Evidence-based human resources (HR) uses data, analysis, and research to understand the connection between people management practices and business outcomes, such as profitability, productivity, customer satisfaction, and quality. Experts from KPMG provide a step-by-step guide on how companies can put this approach into practice.

Identify a business challenge
The first step is to identify a business challenge, for example, measuring productivity of remote employees.

Develop your hypothesis
The next step is to identify the hypothesis. For example, traditional measures of productivity are based on “old world” models of presence and participation; there could be a new model of productivity based on mindset, formal virtual collaboration processes, and engagement through the freedom to choose work patterns.

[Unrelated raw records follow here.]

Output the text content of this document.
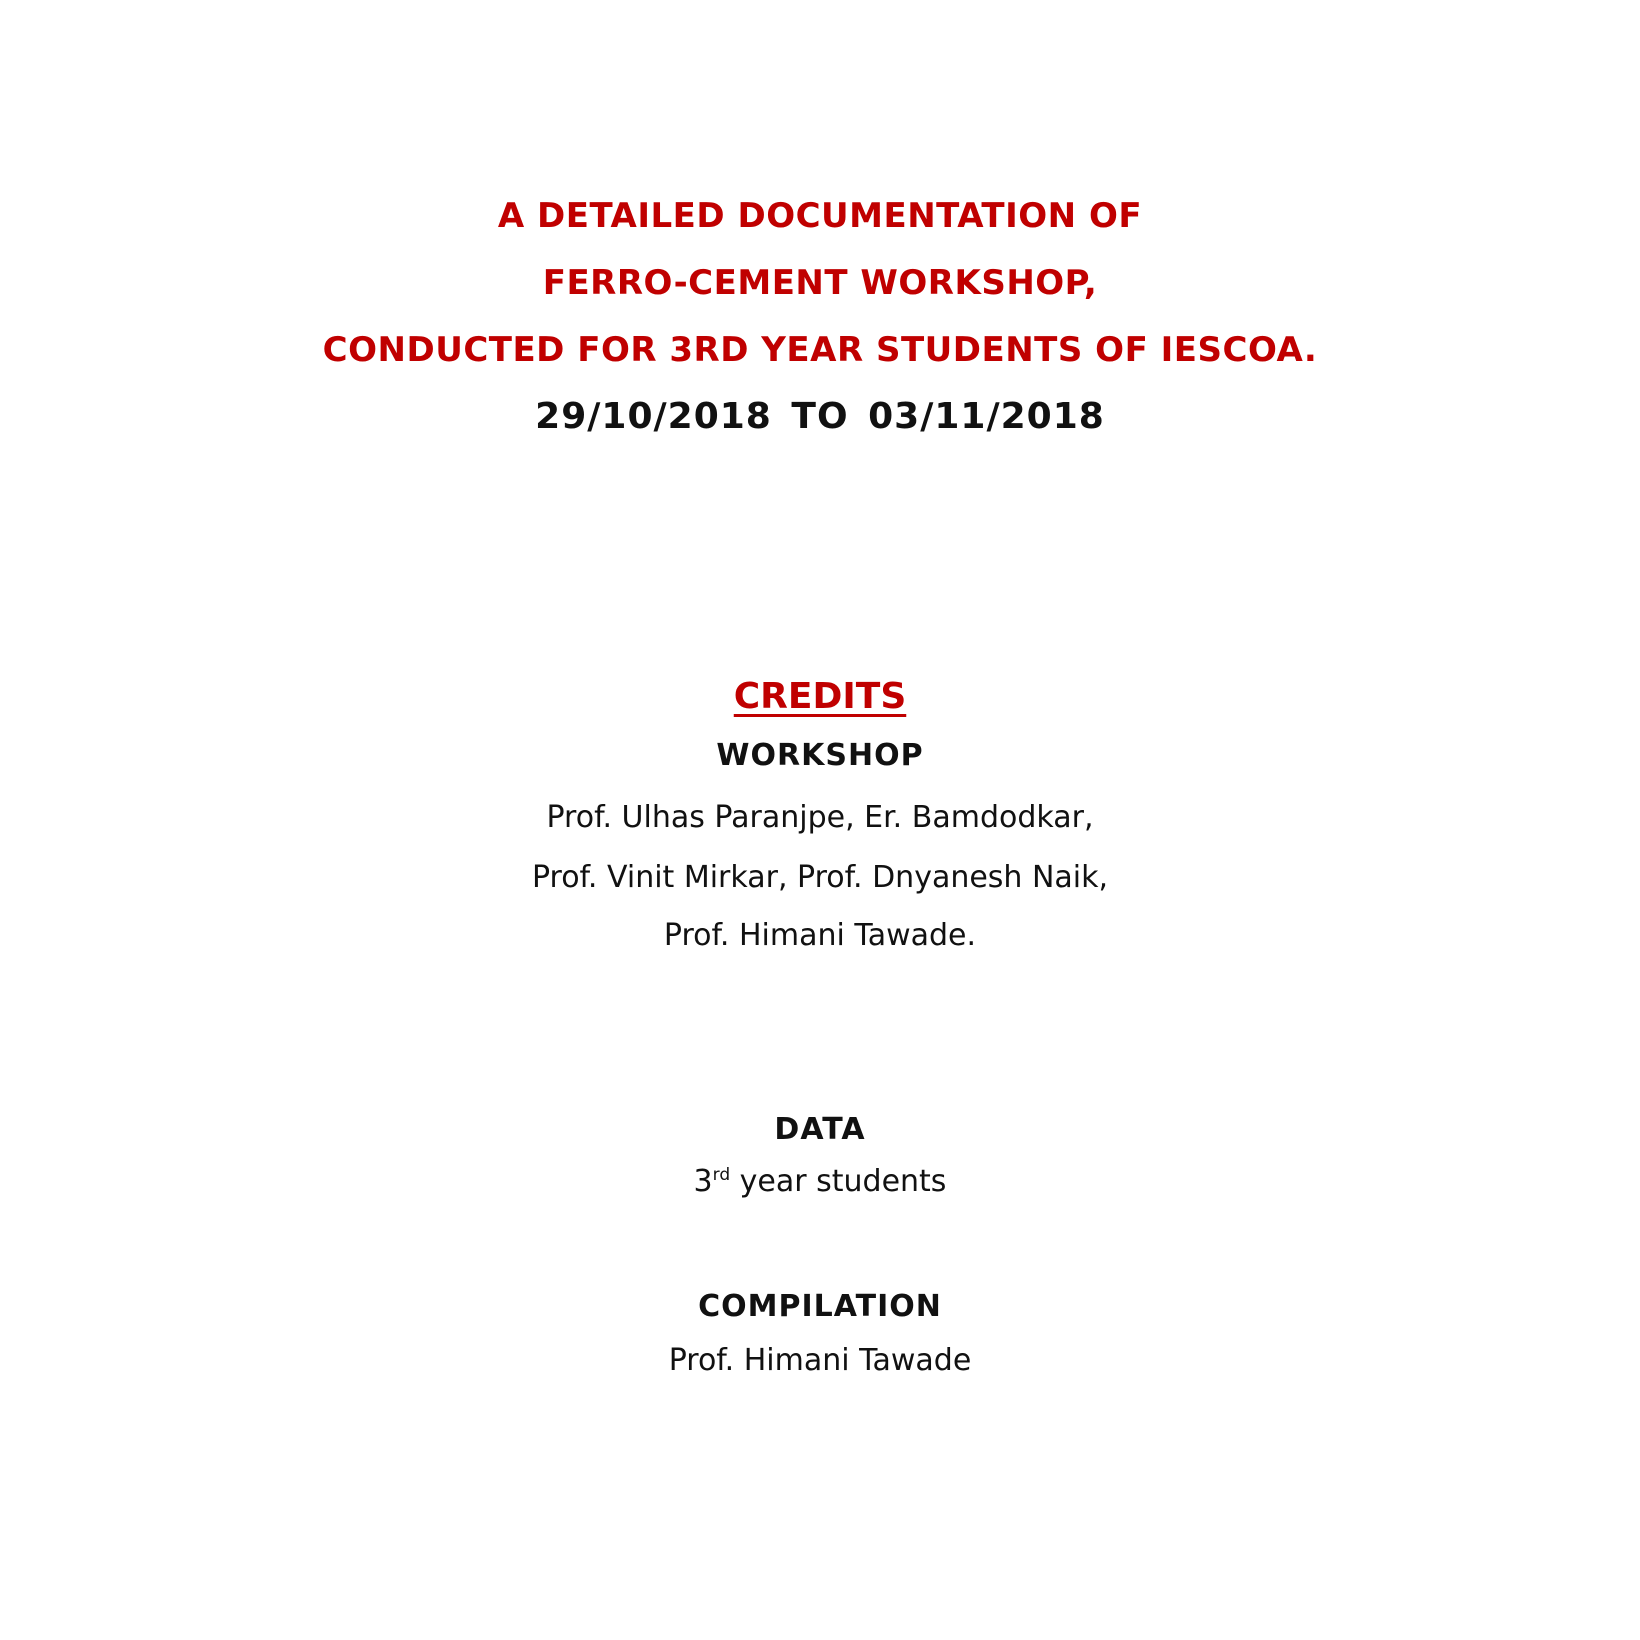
A DETAILED DOCUMENTATION OF
FERRO-CEMENT WORKSHOP,
CONDUCTED FOR 3RD YEAR STUDENTS OF IESCOA.
29/10/2018 TO 03/11/2018
CREDITS
WORKSHOP
Prof. Ulhas Paranjpe, Er. Bamdodkar,
Prof. Vinit Mirkar, Prof. Dnyanesh Naik,
Prof. Himani Tawade.
DATA
3rd year students
COMPILATION
Prof. Himani Tawade
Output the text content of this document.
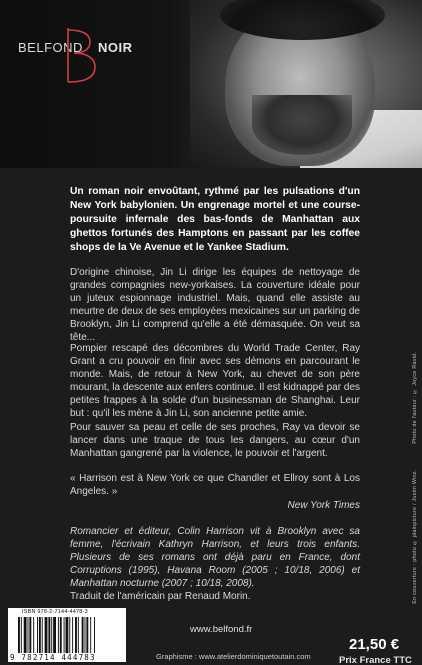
BELFOND NOIR
Un roman noir envoûtant, rythmé par les pulsations d'un New York babylonien. Un engrenage mortel et une course-poursuite infernale des bas-fonds de Manhattan aux ghettos fortunés des Hamptons en passant par les coffee shops de la Ve Avenue et le Yankee Stadium.
D'origine chinoise, Jin Li dirige les équipes de nettoyage de grandes compagnies new-yorkaises. La couverture idéale pour un juteux espionnage industriel. Mais, quand elle assiste au meurtre de deux de ses employées mexicaines sur un parking de Brooklyn, Jin Li comprend qu'elle a été démasquée. On veut sa tête...
Pompier rescapé des décombres du World Trade Center, Ray Grant a cru pouvoir en finir avec ses démons en parcourant le monde. Mais, de retour à New York, au chevet de son père mourant, la descente aux enfers continue. Il est kidnappé par des petites frappes à la solde d'un businessman de Shanghai. Leur but : qu'il les mène à Jin Li, son ancienne petite amie.
Pour sauver sa peau et celle de ses proches, Ray va devoir se lancer dans une traque de tous les dangers, au cœur d'un Manhattan gangrené par la violence, le pouvoir et l'argent.
« Harrison est à New York ce que Chandler et Ellroy sont à Los Angeles. »
New York Times
Romancier et éditeur, Colin Harrison vit à Brooklyn avec sa femme, l'écrivain Kathryn Harrison, et leurs trois enfants. Plusieurs de ses romans ont déjà paru en France, dont Corruptions (1995), Havana Room (2005 ; 10/18, 2006) et Manhattan nocturne (2007 ; 10/18, 2008).
Traduit de l'américain par Renaud Morin.	En couverture : photo © plainpicture / Justin Winz. Photo de l'auteur : © Joyce Ravid.
ISBN 978-2-7144-4478-3
9 782714 444783
www.belfond.fr
Graphisme : www.atelierdominiquetoutain.com
21,50 €
Prix France TTC
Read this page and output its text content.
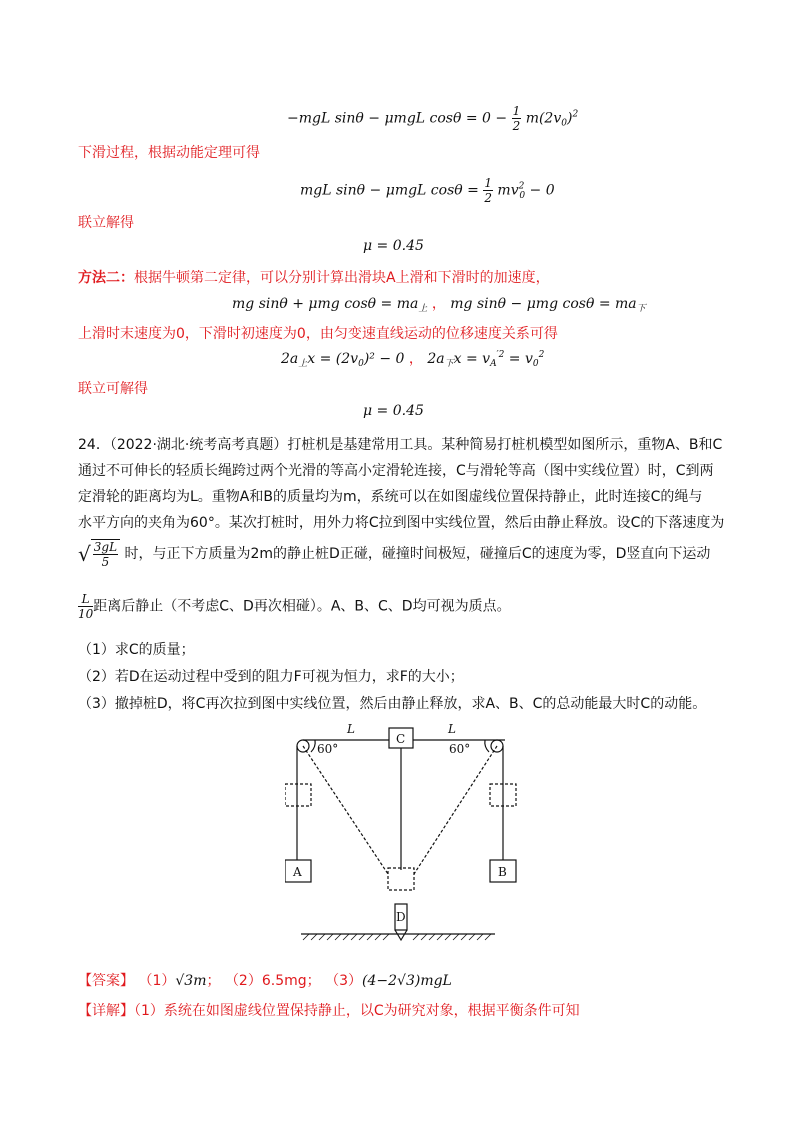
−mgL sinθ − μmgL $\cos\theta = 0 - \frac{1}{2} m(2v_0)^2$
下滑过程，根据动能定理可得
mgL sinθ − μmgL $\cos\theta = \frac{1}{2} mv^2_0 - 0$
联立解得
μ = 0.45
方法二：根据牛顿第二定律，可以分别计算出滑块A上滑和下滑时的加速度，
mg sinθ + μmg $\cos\theta = ma_上$ ， mg sinθ − μmg $\cos\theta = ma_下$
上滑时末速度为0，下滑时初速度为0，由匀变速直线运动的位移速度关系可得
$2a_上x = (2v_0)^2 - 0$ ， $2a_下x = v_A^{'2} = v_0^2$
联立可解得
μ = 0.45
24．（2022·湖北·统考高考真题）打桩机是基建常用工具。某种简易打桩机模型如图所示，重物A、B和C
通过不可伸长的轻质长绳跨过两个光滑的等高小定滑轮连接，C与滑轮等高（图中实线位置）时，C到两
定滑轮的距离均为L。重物A和B的质量均为m，系统可以在如图虚线位置保持静止，此时连接C的绳与
水平方向的夹角为60°。某次打桩时，用外力将C拉到图中实线位置，然后由静止释放。设C的下落速度为
√ $\frac{3gL}{5}$ 时，与正下方质量为2m的静止桩D正碰，碰撞时间极短，碰撞后C的速度为零，D竖直向下运动
$\frac{L}{10}$ 距离后静止（不考虑C、D再次相碰）。A、B、C、D均可视为质点。
（1）求C的质量；
（2）若D在运动过程中受到的阻力F可视为恒力，求F的大小；
（3）撤掉桩D，将C再次拉到图中实线位置，然后由静止释放，求A、B、C的总动能最大时C的动能。
L	L
C
60°	60°
A	B
D
【答案】 （1）√3m； （2）6.5mg； （3）(4−2√3)mgL
【详解】（1）系统在如图虚线位置保持静止，以C为研究对象，根据平衡条件可知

HR and senior leaders can then work together to formulate the right hypothesis to test.

Understand your data
Identify what data you have and what you need. For example, we have HR and workforce data; we need financial performance and collaboration data from participation on a crowdsourcing platform.

Analyse the data
What is the data telling you? Think about the most engaging way to visualise the analysis so leaders can understand and remember the implications. Key here is that the data must be revealed through stories just as much as with ‘fancy graphics’. The metaphor is the front page of a newspaper and the aim is to ensure executives ‘feel’ the insights at an emotional level just as much as they may comprehend them intellectually. This is genuine ‘data artistry’.